Ele recebia R$ 1.493, 59. Se fossem consideradas todas as suas contribuições desde 1976, ele receberia R$ 1.823 – um ganho mensal de R$ 329,41 (22% a mais). Considerando o 13º, a diferença anual seria de R$ 4.282,33.

O cálculo prejudicou o aposentado, que recebia menos do que teria direito caso todas as contribuições que fez durante sua vida tivessem sido consideradas. A decisão do STF para este caso estabeleceu que devem prevalecer todas as contribuições no cálculo do benefício, se o resultado for mais favorável ao segurado.

A corte também determinou que todas as ações pedindo revisão da vida toda que estavam paradas na Justiça podem voltar a andar.

 

3. Quando vale a pena solicitar?

A revisão da vida toda opera por uma lógica contrária à evolução salarial vivida pela maior parte da população: ela beneficia quem recebia mais no início da carreira e passou a receber menos.

Normalmente, trabalhadores iniciam a vida profissional recebendo menos e, conforme ganham experiência e conhecimento, passam a ter salários mais altos.

Assim, na prática, o pedido de revisão da vida toda só é vantajoso para aqueles que recebiam salários mais altos antes de 1º de julho de 1994.

Isso, porque esses valores entrarão no grupo das maiores contribuições feitas ao longo da vida do trabalhador e vão passar a fazer parte do cálculo para a aposentadoria.

 

4. Como o Plano Real e as últimas reformas previdenciárias entram na história?

O Plano Real implantou o Real como moeda vigente no Brasil a partir de 1º de julho de 1994. Antes, a moeda do país era o Cruzeiro Real.

Em 1999, houve uma Reforma da Previdência, que estabeleceu duas regras para se calcular a aposentadoria dos cidadãos.
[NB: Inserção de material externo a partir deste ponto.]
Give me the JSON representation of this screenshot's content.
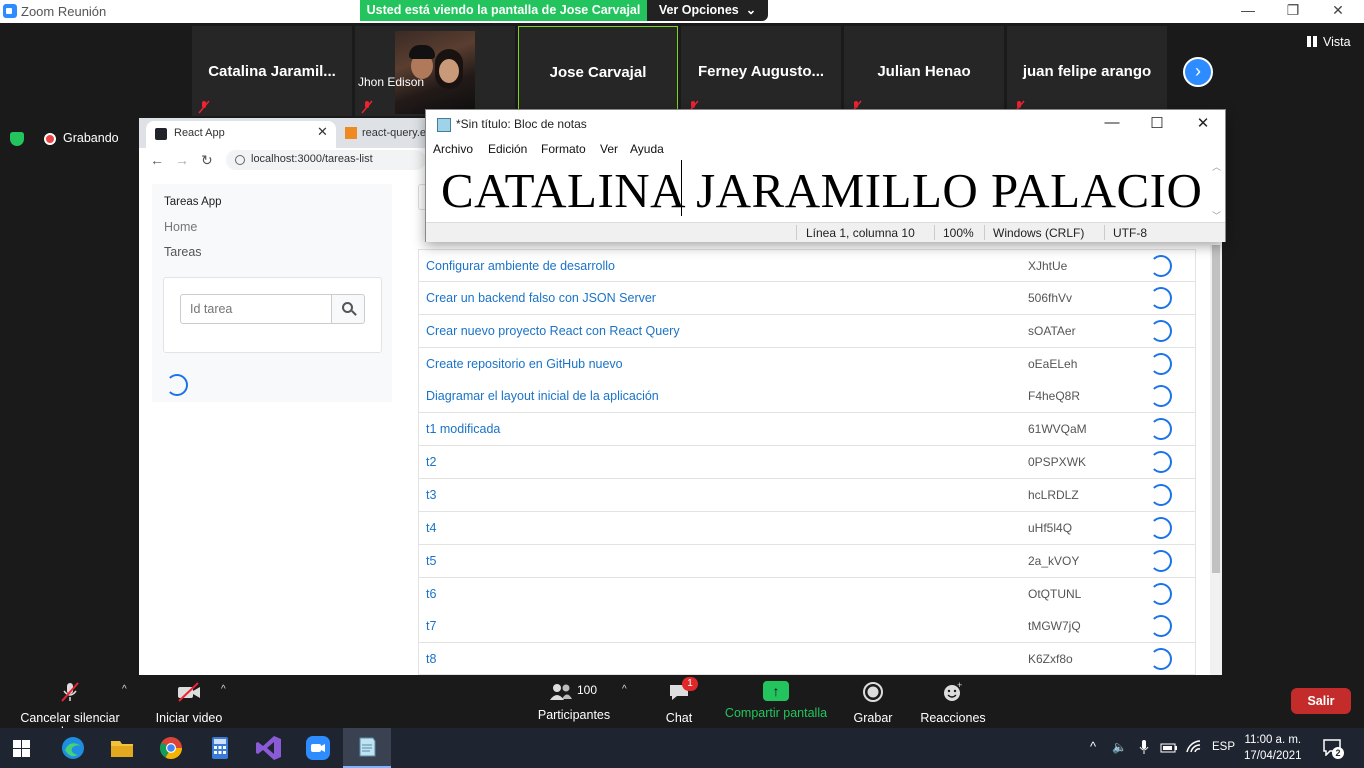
{
  "zoom": {
    "window_title": "Zoom Reunión",
    "share_banner": {
      "viewing": "Usted está viendo la pantalla de Jose Carvajal",
      "options": "Ver Opciones"
    },
    "view_label": "Vista",
    "participants": [
      {
        "name": "Catalina  Jaramil..."
      },
      {
        "name": "Jhon Edison"
      },
      {
        "name": "Jose Carvajal"
      },
      {
        "name": "Ferney  Augusto..."
      },
      {
        "name": "Julian Henao"
      },
      {
        "name": "juan felipe arango"
      }
    ],
    "recording_label": "Grabando",
    "toolbar": {
      "mute": "Cancelar silenciar ahora",
      "video": "Iniciar video",
      "participants": "Participantes",
      "participants_count": "100",
      "chat": "Chat",
      "chat_badge": "1",
      "share": "Compartir pantalla",
      "record": "Grabar",
      "reactions": "Reacciones",
      "leave": "Salir"
    }
  },
  "browser": {
    "tabs": [
      {
        "label": "React App"
      },
      {
        "label": "react-query.es"
      }
    ],
    "url": "localhost:3000/tareas-list"
  },
  "app": {
    "brand": "Tareas App",
    "nav": [
      {
        "label": "Home"
      },
      {
        "label": "Tareas"
      }
    ],
    "search_placeholder": "Id tarea",
    "tasks": [
      {
        "title": "Configurar ambiente de desarrollo",
        "id": "XJhtUe"
      },
      {
        "title": "Crear un backend falso con JSON Server",
        "id": "506fhVv"
      },
      {
        "title": "Crear nuevo proyecto React con React Query",
        "id": "sOATAer"
      },
      {
        "title": "Create repositorio en GitHub nuevo",
        "id": "oEaELeh"
      },
      {
        "title": "Diagramar el layout inicial de la aplicación",
        "id": "F4heQ8R"
      },
      {
        "title": "t1 modificada",
        "id": "61WVQaM"
      },
      {
        "title": "t2",
        "id": "0PSPXWK"
      },
      {
        "title": "t3",
        "id": "hcLRDLZ"
      },
      {
        "title": "t4",
        "id": "uHf5l4Q"
      },
      {
        "title": "t5",
        "id": "2a_kVOY"
      },
      {
        "title": "t6",
        "id": "OtQTUNL"
      },
      {
        "title": "t7",
        "id": "tMGW7jQ"
      },
      {
        "title": "t8",
        "id": "K6Zxf8o"
      }
    ]
  },
  "notepad": {
    "title": "*Sin título: Bloc de notas",
    "menu": [
      {
        "label": "Archivo"
      },
      {
        "label": "Edición"
      },
      {
        "label": "Formato"
      },
      {
        "label": "Ver"
      },
      {
        "label": "Ayuda"
      }
    ],
    "content": "CATALINA JARAMILLO PALACIO",
    "status": {
      "position": "Línea 1, columna 10",
      "zoom": "100%",
      "line_ending": "Windows (CRLF)",
      "encoding": "UTF-8"
    }
  },
  "taskbar": {
    "language": "ESP",
    "time": "11:00 a. m.",
    "date": "17/04/2021",
    "notifications": "2"
  },
  "colors": {
    "zoom_blue": "#2D8CFF",
    "share_green": "#23C45E",
    "leave_red": "#C42C2C",
    "link_blue": "#1A73C8"
  }
}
Uma foi a Regra Definitiva e a outra foi a Regra Transitória.

  • Regra Transitória: aplicada para quem já contribuía com o INSS desde antes da troca de moeda no Brasil, ou seja, pessoas que começaram a trabalhar antes de 1999.

 

👉 A ideia da Regra Transitória era abrandar o impacto da Reforma Previdenciária para esse grupo. O cálculo da aposentadoria para essas pessoas considerava 80% das maiores contribuições, mas apenas aquelas feitas a partir de 1º de julho de 1994.

  • Regra Definitiva: foi aplicada para quem começasse a trabalhar com carteira assinada e contribuir com o INSS a partir de 1999.

 

👉 O cálculo da aposentadoria para esse grupo considerava 80% das contribuições de maior porte ao longo de toda a vida.
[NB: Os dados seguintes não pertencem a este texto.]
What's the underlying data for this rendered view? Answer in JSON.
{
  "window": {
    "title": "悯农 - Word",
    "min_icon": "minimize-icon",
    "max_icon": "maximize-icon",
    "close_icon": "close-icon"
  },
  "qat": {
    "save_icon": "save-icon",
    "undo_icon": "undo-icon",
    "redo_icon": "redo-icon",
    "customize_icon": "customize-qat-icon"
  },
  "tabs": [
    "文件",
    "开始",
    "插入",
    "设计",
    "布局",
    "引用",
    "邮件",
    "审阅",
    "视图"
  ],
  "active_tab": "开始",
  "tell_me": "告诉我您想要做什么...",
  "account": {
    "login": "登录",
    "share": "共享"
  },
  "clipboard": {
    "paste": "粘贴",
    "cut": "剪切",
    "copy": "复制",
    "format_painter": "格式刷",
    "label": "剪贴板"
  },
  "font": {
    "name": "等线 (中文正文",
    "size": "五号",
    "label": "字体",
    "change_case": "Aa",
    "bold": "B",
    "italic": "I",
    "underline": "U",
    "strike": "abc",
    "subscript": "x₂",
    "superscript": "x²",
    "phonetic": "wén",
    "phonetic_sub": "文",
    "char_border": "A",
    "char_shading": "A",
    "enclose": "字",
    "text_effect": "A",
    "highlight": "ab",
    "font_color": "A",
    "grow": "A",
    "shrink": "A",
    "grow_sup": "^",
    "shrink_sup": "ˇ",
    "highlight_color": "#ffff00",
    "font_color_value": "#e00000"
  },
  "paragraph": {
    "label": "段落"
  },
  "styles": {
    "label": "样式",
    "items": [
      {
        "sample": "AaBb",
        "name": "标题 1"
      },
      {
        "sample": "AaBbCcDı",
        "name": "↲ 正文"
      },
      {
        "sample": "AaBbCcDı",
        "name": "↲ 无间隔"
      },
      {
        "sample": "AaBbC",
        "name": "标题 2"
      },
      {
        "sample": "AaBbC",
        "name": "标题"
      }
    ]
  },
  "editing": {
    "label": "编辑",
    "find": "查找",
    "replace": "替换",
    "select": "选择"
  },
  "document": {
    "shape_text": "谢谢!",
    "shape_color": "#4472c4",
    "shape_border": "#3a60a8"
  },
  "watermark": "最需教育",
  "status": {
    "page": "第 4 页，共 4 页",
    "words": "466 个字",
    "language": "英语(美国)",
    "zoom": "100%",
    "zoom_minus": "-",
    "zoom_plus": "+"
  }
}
A Reforma da Previdência de 2019, por sua vez, deu fim à revisão da vida toda. Portanto, quem se aposentou a partir de 2019 não tem o direito de pedir o recálculo da aposentadoria – mas há exceções.

 

Quem já tinha o direito de se aposentar desde antes da reforma de 2019, mas optou por se aposentar depois dessa data pode solicitar a revisão da vida toda. O especialista em Direito Previdenciário João Badari explica que essas pessoas têm o chamado “direito adquirido“.

 

5. Quem pode e quem não pode solicitar a revisão da vida toda

✔️ Pode solicitar o pedido de revisão da vida toda quem cumprir todos os critérios abaixo:

  • Ter recebido a primeira parcela de aposentadoria entre 2013 e 2019;
  • Ter começado a contribuir com o INSS antes da mudança de moeda vigente no país, ou seja, antes de 1º de julho de 1994.
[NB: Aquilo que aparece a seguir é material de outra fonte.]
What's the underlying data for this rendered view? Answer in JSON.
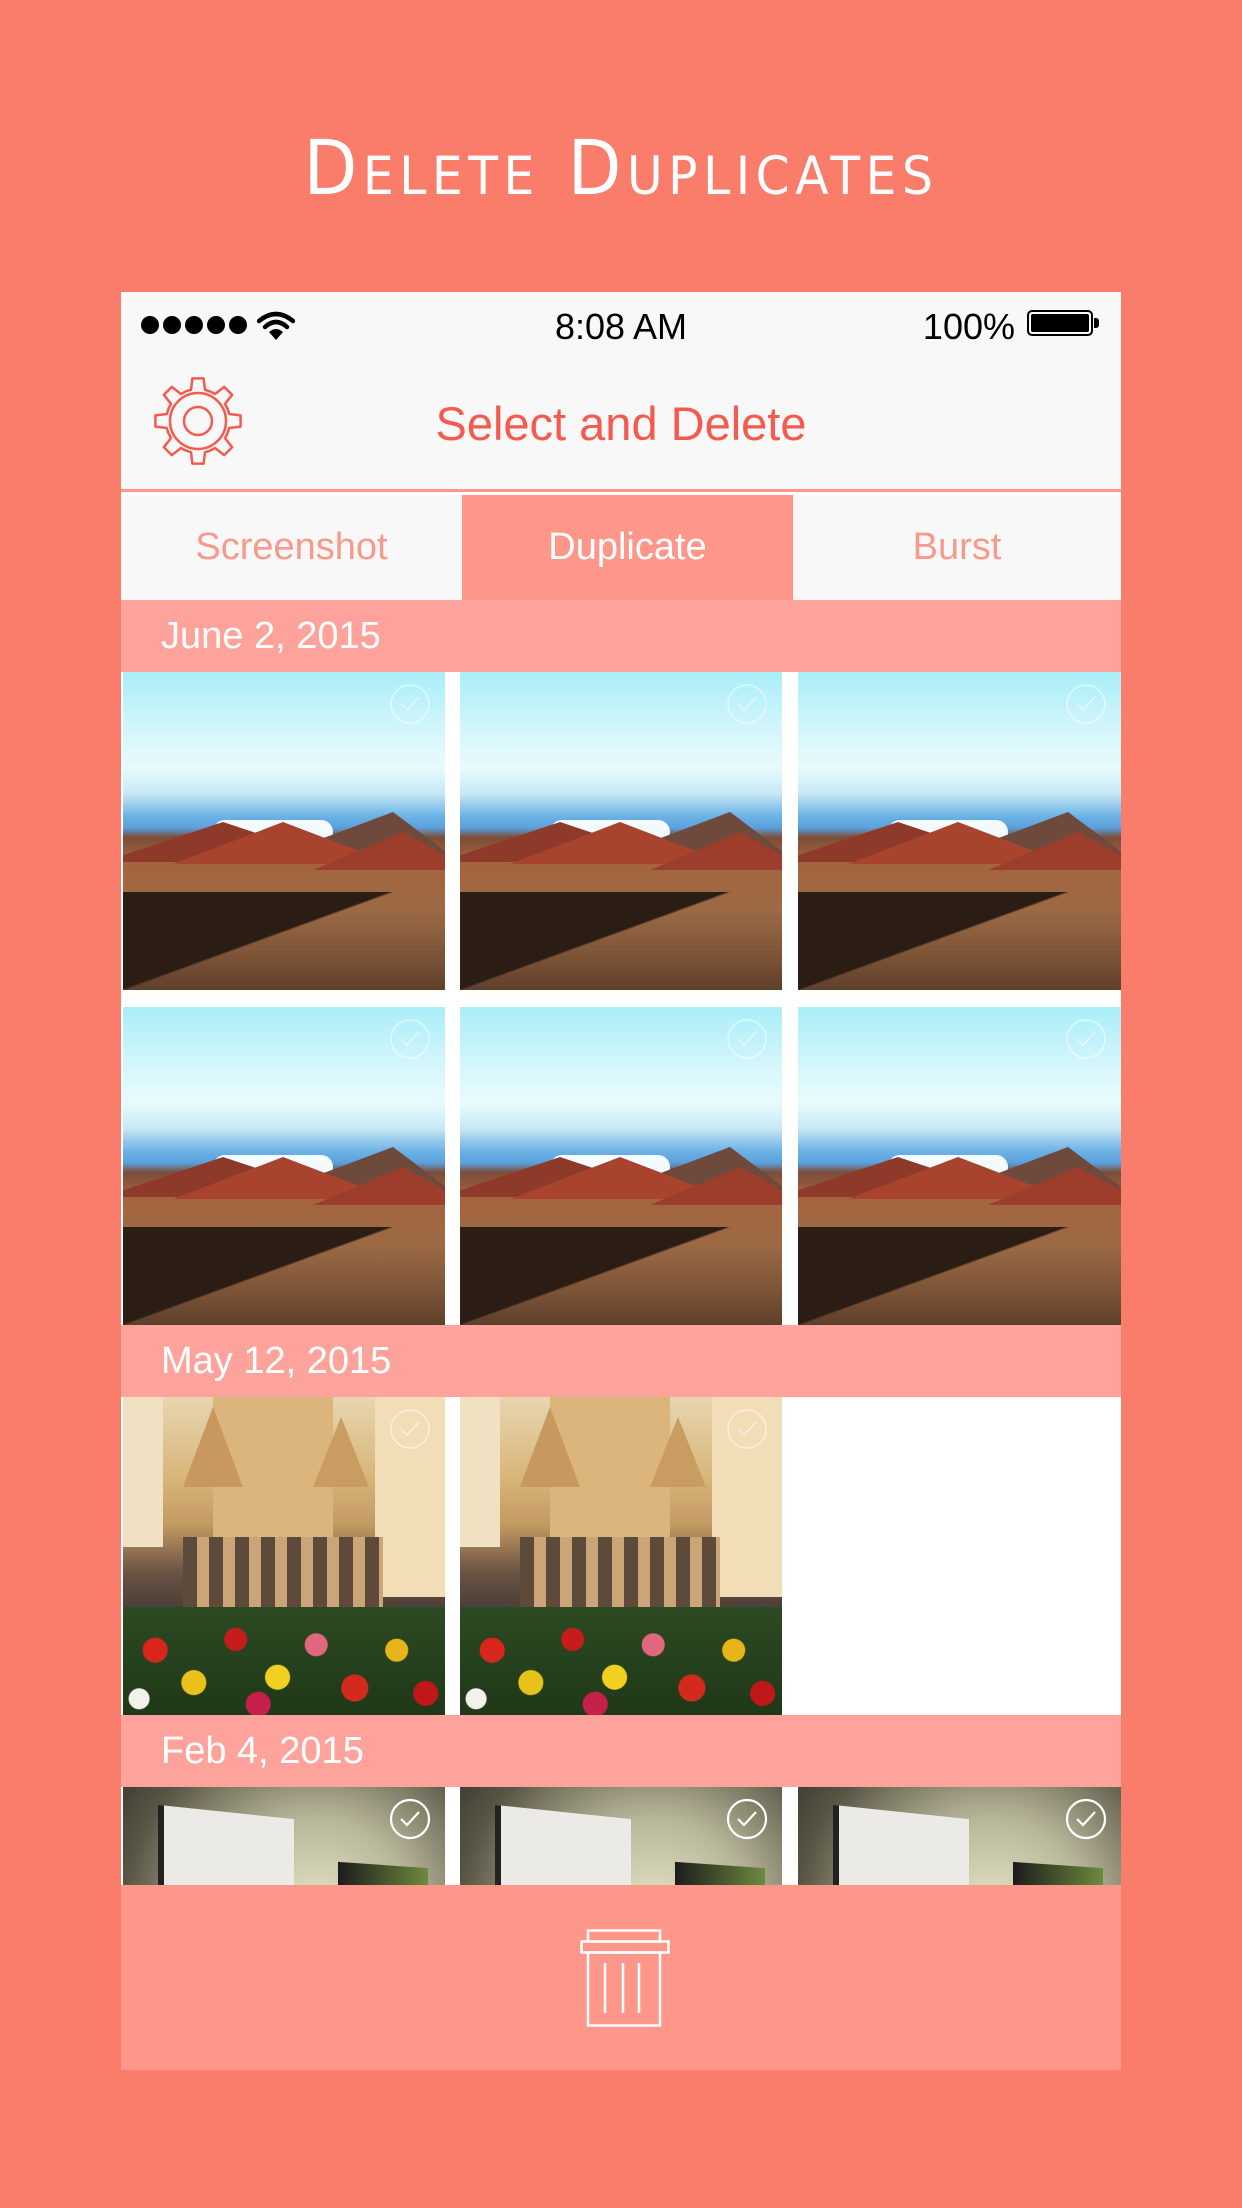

❌ Não tem o direito de solicitar a revisão da vida toda quem:

  • Se aposentou depois da Reforma Previdenciária de 13 de novembro de 2019;
  • Começou a contribuir com o INSS depois da Reforma Previdenciária de 26 de novembro de 1999;
  • Recebeu a primeira parcela da aposentadoria há mais de 10 anos.
 
6. Como solicitar e prazo

Badari explica que a única maneira de solicitar a revisão da vida toda é por meio de ação judicial.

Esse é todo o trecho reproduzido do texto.